Even though the characters are not based on real people, McQueen did a lot of research in an effort to accurately depict London during the Blitz of 1940 and 1941. When asked in an interview with Awards Watch what he discovered in his research that he felt compelled to include in the film, McQueen replied, “Everything.”

“Everything, from the fire hose, understanding the mechanisms that the firemen had, to the sort of apparatus they had to deal with,” McQueen said. “The fact that the fire hoses were made out of canvas, they leaked the brass nozzles that they couldn’t control the water pressure. All the way through to the Cafe de Paris and people’s fingers being sort of cut off for jewelry and the Cafe de Paris before the explosion, with decadence.”

McQueen added that there is at least one character in the film based on a real person, and that is Mickey Davis, a little person who was well-known in East London in WWII, who is played in the movie by actor Leigh Gill.

English actor Leigh Gill poses on the red carpet upon arrival to attend the Premiere of the film "Blitz" during the 2024 BFI London Film Festiva
English actor Leigh Gill poses on the red carpet upon arrival to attend the Premiere of the film “Blitz” during the 2024 BFI London Film Festival. Photo: HENRY NICHOLLS / AFP)

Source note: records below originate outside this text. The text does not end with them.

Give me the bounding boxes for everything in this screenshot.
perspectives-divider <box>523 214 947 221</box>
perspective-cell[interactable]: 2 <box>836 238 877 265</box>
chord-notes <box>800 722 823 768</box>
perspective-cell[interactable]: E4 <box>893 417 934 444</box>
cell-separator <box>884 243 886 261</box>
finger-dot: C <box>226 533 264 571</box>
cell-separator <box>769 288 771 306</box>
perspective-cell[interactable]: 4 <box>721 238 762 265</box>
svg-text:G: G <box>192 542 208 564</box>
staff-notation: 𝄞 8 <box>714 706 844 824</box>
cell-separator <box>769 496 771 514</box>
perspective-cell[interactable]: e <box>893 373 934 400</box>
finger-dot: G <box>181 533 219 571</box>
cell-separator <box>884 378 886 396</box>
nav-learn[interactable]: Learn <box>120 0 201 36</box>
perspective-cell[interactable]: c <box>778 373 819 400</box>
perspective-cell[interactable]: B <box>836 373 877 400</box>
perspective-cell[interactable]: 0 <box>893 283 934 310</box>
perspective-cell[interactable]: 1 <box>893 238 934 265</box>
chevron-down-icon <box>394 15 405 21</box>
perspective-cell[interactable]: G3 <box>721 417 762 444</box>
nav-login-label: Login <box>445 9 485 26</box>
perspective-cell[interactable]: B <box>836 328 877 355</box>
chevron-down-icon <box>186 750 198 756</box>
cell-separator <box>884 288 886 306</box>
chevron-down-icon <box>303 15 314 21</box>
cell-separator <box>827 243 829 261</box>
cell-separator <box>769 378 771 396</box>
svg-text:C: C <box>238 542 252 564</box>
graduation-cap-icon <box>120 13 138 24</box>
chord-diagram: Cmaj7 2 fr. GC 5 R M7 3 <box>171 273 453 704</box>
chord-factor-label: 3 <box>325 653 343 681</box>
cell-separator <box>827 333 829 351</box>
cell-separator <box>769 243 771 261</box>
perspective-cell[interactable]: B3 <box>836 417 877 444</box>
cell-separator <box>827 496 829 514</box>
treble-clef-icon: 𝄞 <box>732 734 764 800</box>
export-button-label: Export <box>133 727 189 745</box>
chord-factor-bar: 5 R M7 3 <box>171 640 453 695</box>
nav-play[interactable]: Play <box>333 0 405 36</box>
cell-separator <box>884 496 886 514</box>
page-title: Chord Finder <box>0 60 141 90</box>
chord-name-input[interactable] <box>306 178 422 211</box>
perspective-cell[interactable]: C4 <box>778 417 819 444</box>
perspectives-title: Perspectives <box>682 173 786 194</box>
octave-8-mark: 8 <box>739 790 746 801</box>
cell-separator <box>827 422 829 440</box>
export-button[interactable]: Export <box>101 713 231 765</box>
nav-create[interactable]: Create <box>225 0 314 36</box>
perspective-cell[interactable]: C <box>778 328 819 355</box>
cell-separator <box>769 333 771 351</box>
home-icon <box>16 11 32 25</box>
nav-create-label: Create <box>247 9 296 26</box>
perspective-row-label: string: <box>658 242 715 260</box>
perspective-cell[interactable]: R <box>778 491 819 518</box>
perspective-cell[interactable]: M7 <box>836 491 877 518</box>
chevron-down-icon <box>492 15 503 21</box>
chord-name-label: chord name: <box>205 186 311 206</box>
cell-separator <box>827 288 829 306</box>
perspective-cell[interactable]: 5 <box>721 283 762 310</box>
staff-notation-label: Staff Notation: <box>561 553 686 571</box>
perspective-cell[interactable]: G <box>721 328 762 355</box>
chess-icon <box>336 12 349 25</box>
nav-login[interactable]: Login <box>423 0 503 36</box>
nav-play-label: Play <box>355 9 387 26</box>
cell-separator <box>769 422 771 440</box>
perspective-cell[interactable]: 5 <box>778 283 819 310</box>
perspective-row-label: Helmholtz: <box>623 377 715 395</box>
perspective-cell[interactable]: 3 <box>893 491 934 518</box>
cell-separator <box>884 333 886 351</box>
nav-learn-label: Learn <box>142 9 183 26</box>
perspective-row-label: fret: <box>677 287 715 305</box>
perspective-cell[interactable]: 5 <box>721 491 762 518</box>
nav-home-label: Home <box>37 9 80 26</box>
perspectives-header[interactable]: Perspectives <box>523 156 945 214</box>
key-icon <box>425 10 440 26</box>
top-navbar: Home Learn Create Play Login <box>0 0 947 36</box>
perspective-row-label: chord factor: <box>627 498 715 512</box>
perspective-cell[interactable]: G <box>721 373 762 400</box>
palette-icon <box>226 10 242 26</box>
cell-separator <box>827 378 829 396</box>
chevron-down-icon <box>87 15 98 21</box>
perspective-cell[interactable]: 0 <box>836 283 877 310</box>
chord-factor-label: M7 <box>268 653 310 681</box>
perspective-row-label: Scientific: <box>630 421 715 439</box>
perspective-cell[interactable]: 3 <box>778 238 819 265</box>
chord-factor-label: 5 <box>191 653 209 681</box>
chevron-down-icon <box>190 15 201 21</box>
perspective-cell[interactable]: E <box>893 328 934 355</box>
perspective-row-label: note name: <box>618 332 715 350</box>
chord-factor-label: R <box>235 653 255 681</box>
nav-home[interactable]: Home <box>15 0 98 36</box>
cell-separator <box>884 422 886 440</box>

“Mickey Davis, this small gentleman who was one of the architects of the NHS [Britain’s National Health Service] who basically created these shelters,” McQueen said. “An American journalist went to Mickey’s shelter, and she said this is the first time she’s ever seen democracy in actual action.”

Another real person who is, very briefly, depicted in the movie is Ken “Snakehips” Johnson (played by actor Devon McKenzie-Smith), a black, 26-year-old big band leader who was killed—along with at least 33 other people—while he was performing at the Café de Paris, London, when it was hit by a German bomb. McQueen imagines a lively performance scene at the Café de Paris moments before the bomb, and then depicts the aftermath, when the dead bodies were looted for their jewelry.

“What was interesting about it, for me, doing the research, [was] this wealth of this beautiful rich world,” McQueen told Awards Watch. “I was diving into the world, this actually happened and I’ve never seen it. I think we know more about the Tudors in the UK than we know about the Blitz.”